Frederike Bensch is late. She rushes through the cafeteria to get a quick sandwich, because she hasn’t eaten yet. She’ll only be at the Martini Ziekenhuis for another few months before she returns to the UMCG to become a lung specialist.
Her PhD is sure to be a success: after a long search, she has found a way to predict the success of a new cancer treatment. The results of her research were published in the top journal Nature Medicine on 28 November. She waited to schedule her PhD ceremony until the article was accepted, but now the date is set. ‘18 March’, she says happily.
She worked alongside a research team led by professor Liesbeth de Vries on the groundbreaking project. ‘Research like this isn’t done alone.’
There ‘checkpoints’ – or proteins – attached to cancerous tumours that work as a sort of cloaking device, hiding cancer cells from the immune system. So the immune system fails to attack them. This year, the Nobel Prize for Medicine was awarded for discovering this stealth mechanism for cancer cells and figuring out how to turn it off.
‘When I started as physician-scientist around 2012, the first results of the study of treatment in patients with metastasised cancer came out. Inhibiting the proteins PD-1, PD-L1, and CTLA4 had incredible results,’ she said.
And patients didn’t only respond well to the immediate treatment; the results were often long-lasting, as opposed to regular chemotherapies.
It was a spectacular discovery. But unfortunately, the treatment didn’t work for everyone. This was a bummer, because not only is the treatment very expensive, it also has a severe effect on the patients.
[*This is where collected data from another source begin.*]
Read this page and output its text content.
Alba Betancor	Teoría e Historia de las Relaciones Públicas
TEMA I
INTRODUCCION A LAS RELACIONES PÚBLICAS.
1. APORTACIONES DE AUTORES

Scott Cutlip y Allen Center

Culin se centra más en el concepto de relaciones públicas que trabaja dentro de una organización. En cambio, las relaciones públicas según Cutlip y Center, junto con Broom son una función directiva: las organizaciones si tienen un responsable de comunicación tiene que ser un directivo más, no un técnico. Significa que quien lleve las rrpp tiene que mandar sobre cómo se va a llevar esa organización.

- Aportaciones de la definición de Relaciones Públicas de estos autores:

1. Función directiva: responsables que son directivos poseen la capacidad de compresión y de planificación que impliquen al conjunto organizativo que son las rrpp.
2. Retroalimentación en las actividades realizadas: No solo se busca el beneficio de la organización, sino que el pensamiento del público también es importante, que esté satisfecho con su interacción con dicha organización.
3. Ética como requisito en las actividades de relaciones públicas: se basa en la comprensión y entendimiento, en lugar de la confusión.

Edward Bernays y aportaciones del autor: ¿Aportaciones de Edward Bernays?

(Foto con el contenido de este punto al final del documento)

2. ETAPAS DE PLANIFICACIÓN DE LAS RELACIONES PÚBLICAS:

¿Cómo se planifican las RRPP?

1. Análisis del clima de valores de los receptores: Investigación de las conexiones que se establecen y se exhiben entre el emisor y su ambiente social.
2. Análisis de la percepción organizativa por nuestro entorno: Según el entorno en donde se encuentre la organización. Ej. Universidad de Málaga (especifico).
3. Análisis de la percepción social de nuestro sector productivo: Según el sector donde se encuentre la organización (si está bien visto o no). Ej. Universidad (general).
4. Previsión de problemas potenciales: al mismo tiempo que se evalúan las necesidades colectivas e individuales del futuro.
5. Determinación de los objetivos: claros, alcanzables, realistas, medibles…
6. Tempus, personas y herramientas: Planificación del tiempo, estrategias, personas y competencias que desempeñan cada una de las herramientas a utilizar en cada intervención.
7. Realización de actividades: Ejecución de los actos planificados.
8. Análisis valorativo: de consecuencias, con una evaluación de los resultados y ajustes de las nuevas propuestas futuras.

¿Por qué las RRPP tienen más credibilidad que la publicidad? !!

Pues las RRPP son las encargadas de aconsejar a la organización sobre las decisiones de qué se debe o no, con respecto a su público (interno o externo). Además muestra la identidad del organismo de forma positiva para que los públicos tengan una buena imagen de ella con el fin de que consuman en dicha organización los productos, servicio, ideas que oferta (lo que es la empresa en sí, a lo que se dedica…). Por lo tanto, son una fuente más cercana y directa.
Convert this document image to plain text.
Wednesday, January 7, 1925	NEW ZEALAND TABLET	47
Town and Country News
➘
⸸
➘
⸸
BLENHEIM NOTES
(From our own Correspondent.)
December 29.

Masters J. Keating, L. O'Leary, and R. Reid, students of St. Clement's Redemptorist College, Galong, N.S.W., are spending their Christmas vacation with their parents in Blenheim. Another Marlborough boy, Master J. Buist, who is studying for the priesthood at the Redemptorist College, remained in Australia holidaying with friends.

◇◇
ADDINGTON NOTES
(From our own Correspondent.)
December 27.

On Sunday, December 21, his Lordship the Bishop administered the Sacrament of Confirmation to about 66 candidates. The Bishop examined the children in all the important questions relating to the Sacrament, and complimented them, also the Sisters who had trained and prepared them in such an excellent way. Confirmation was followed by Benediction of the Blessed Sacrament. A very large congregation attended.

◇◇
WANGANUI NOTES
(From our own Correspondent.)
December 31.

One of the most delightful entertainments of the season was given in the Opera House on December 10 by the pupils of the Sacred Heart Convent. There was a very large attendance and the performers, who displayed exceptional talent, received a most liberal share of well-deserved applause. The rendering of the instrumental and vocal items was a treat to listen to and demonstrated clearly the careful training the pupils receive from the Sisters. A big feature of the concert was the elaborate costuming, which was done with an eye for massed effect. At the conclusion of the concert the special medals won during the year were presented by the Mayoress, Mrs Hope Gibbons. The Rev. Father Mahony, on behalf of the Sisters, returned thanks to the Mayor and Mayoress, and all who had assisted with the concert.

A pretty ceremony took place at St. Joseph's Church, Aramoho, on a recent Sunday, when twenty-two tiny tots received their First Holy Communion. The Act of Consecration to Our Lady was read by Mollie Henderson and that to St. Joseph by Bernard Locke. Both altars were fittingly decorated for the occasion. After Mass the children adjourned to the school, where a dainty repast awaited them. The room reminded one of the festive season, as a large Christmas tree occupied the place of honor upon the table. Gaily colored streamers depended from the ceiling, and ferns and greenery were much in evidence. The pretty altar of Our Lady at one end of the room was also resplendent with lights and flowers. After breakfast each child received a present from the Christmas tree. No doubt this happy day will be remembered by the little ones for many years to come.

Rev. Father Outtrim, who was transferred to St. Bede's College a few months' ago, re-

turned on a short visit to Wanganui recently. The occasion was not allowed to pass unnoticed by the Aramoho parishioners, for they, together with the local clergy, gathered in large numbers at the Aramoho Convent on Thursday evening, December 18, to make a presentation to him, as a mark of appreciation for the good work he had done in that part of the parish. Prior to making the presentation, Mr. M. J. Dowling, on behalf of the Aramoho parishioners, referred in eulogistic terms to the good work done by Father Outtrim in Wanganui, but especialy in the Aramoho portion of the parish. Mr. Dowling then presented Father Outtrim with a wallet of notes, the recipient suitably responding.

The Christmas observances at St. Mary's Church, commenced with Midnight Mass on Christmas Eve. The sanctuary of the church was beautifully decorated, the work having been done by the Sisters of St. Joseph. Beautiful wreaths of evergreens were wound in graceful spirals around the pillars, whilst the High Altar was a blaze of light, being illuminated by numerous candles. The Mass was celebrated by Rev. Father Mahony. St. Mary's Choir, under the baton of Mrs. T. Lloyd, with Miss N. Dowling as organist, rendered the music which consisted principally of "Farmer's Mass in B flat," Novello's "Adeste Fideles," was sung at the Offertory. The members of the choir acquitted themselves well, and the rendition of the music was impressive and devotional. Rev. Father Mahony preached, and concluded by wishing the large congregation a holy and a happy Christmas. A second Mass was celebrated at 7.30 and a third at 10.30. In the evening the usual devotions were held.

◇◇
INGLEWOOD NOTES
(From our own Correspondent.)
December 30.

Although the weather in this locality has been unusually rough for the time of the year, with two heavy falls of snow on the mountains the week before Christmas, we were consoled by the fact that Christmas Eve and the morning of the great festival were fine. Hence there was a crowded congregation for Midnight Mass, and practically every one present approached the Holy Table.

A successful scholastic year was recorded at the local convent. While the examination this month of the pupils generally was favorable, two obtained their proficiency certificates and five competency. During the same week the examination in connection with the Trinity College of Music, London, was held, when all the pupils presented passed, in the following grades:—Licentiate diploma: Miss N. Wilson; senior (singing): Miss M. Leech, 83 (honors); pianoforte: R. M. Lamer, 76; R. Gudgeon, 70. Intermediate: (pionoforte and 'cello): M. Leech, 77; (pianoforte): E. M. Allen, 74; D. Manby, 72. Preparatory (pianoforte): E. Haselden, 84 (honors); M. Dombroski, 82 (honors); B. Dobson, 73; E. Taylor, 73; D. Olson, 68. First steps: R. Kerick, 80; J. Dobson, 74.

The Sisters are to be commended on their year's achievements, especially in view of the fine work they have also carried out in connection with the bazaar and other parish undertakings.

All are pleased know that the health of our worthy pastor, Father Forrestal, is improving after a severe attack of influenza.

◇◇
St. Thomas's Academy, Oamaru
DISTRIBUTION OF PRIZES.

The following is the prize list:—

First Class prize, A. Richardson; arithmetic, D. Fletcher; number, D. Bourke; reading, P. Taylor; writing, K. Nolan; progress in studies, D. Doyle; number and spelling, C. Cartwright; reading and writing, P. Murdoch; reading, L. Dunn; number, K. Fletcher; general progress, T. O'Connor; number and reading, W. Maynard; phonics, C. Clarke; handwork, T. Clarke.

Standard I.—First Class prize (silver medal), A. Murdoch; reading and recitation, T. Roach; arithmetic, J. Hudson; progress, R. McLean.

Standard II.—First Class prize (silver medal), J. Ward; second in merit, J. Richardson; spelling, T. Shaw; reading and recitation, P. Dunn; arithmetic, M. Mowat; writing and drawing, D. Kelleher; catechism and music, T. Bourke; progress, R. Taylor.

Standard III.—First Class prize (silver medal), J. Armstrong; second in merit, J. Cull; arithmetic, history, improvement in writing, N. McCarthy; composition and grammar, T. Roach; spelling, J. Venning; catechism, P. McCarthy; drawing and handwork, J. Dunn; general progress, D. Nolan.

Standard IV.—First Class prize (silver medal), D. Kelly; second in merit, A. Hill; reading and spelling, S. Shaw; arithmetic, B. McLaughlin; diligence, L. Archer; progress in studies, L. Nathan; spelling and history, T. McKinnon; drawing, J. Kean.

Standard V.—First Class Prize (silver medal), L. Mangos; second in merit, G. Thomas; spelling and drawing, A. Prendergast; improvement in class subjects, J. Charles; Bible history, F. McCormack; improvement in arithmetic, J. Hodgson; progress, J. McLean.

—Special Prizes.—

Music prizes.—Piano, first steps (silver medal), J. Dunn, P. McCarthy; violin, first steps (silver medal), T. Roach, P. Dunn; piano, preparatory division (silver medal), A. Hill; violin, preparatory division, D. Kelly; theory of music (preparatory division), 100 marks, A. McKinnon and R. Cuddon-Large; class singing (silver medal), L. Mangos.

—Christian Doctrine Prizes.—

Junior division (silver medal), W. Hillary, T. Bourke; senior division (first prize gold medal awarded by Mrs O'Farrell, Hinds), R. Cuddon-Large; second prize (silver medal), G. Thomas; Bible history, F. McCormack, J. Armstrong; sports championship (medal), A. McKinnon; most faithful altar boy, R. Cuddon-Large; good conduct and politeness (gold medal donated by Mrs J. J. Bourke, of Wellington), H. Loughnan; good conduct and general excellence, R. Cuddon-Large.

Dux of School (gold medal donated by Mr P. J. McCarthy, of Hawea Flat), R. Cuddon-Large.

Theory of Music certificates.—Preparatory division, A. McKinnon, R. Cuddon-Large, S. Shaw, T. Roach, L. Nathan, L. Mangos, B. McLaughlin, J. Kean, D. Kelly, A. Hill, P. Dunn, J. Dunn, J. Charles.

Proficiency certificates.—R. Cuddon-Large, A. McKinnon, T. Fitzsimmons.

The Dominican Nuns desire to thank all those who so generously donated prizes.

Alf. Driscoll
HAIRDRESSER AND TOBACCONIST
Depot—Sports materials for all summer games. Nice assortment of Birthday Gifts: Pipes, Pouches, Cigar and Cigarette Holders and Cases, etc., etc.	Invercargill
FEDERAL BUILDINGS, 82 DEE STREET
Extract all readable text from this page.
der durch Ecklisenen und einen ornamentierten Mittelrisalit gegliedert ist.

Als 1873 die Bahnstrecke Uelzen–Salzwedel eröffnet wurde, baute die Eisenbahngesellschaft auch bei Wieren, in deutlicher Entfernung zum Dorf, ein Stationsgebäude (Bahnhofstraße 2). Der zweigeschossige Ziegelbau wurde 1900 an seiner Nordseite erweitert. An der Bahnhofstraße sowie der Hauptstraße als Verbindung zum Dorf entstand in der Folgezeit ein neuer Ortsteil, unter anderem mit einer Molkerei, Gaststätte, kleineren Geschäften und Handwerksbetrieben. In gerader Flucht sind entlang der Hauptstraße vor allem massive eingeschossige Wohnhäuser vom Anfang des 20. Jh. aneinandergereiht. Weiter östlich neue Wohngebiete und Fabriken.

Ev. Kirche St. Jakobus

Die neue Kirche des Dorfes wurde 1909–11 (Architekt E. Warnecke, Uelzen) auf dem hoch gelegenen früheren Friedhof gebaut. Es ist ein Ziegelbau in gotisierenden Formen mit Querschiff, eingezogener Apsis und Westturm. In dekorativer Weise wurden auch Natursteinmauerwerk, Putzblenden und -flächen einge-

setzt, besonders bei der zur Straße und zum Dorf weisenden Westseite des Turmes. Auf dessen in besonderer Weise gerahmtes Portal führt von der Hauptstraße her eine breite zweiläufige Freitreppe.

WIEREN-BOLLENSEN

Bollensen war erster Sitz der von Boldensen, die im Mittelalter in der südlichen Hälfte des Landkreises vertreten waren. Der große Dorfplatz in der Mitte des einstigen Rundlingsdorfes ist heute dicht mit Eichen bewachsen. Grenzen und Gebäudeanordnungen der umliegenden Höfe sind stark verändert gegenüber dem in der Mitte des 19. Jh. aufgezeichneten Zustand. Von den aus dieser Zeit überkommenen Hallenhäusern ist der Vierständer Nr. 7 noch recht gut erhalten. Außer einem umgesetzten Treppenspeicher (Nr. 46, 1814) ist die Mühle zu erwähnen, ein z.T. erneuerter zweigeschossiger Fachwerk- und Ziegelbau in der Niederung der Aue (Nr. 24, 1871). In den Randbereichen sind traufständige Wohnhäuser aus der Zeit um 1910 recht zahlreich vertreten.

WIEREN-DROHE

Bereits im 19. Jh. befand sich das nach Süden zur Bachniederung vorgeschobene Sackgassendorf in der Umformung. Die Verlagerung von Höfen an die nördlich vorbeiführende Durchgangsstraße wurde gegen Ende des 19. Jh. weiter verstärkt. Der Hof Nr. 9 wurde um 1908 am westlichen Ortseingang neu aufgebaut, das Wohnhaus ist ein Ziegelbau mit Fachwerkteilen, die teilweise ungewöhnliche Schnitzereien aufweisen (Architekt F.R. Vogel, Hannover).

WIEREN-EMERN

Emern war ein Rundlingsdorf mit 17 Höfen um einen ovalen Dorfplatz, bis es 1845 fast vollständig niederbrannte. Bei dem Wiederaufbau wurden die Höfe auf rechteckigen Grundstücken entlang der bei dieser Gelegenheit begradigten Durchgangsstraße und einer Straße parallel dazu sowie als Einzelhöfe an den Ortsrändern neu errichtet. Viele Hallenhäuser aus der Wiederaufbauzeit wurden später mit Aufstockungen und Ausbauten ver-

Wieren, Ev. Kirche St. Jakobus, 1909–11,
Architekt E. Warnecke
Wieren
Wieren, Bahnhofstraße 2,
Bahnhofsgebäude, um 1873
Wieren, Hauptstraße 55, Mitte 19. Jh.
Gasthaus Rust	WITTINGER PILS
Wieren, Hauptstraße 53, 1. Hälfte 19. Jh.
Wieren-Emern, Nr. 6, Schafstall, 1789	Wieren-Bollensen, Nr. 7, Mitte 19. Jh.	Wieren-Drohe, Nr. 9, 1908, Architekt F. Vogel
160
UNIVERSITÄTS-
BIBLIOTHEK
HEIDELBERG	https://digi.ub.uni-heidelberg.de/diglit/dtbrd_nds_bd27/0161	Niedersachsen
That’s because ‘you kind of take the brakes off the immune system’, Bensch explains. ‘That can lead to all kinds of immune responses, such as healthy tissue becoming inflamed.’ This includes inflammation of healthy bowels, healthy lungs, or healthy skin, which then has to be treated with anti-inflammatory medication. ‘In extreme cases, we have to stop the treatment’, says Bensch. ‘This treatment is a doozy.’
The medical profession is currently using immunohistochemistry to figure out which patients are eligible for treatment. A pathologist then dyes cells to check for the required number of checkpoints.
‘But that method isn’t a sufficient predictor’, says Bensch. ‘Patients with low expression rates can benefit from the treatment, while some people with high expression rates don’t respond at all.’
This is because a data from a biopsy is only for a single moment in time, and only provides a picture of one spot on one single tumour. ‘But we’ve been seeing that the characteristics of a tumour don’t just change over time’, says Bensch. ‘It’s possible that we take a biopsy from the left side while the checkpoints are on the right. It’s also possible that one tumour does metastasise while another doesn’t. Or it might not metastasise today, but it will next week.’
That is where Bensch and her colleagues come in. Wouldn’t it be great if they find a better way to screen patients for this treatment? ‘At the UCMG we have a lot of experience with molecular imaging’, she says. ‘Ways to map out the entire body using PET scans, such as the HER2 for breast cancer.’
She used this knowledge as a model for her research into antibodies against the PDL-1 checkpoint. She was also backed by the American pharmaceutical company Genentech, which manufactures the inhibitor atezolizumab.
‘We labelled the antibody using zirconium, which is radioactive’, says Bensch. ‘Its radiation lasts much longer than fluorine, which we used before this. We then inserted it into the bloodstream using an IV.’
PET scans done after one hour, two, four, and seven days showed where the antibody had ended up. If the PDL-1 checkpoint was there, the antibody would stick to it, throughout the entire body.
‘We not only showed that the antibody reached the tumour, but it stayed there while it disappeared from the rest of the bloodstream’, says Bensch. Next, all the patients in the study, twenty-two in total, received the treatment. Patients who absorbed a lot of atezolizumab responded much better to it being used in the treatment.
‘We could show the result for each tumour lesion’, says Bensch. ‘Metastasis that had absorbed much of the labelled antibody according to the scan, had been beaten back more because of the treatment.’
Bensch’ study may have been small but it provided important proof of concept, she says. It was also important because it allowed her save lives. There were people involved in the study who weren’t eligible for the treatment originally.
She admits that it hasn’t been easy. She lost some patients. Three of them were in such poor health that they couldn’t even participate in the entire study. Others, however, responded beautifully. In three of them the cancer went into complete remission, while four people experienced partial remission. She saw eleven patients stabilise. ‘Statistically speaking, these people should be dead’, says Bensch. ‘But they’re still alive.’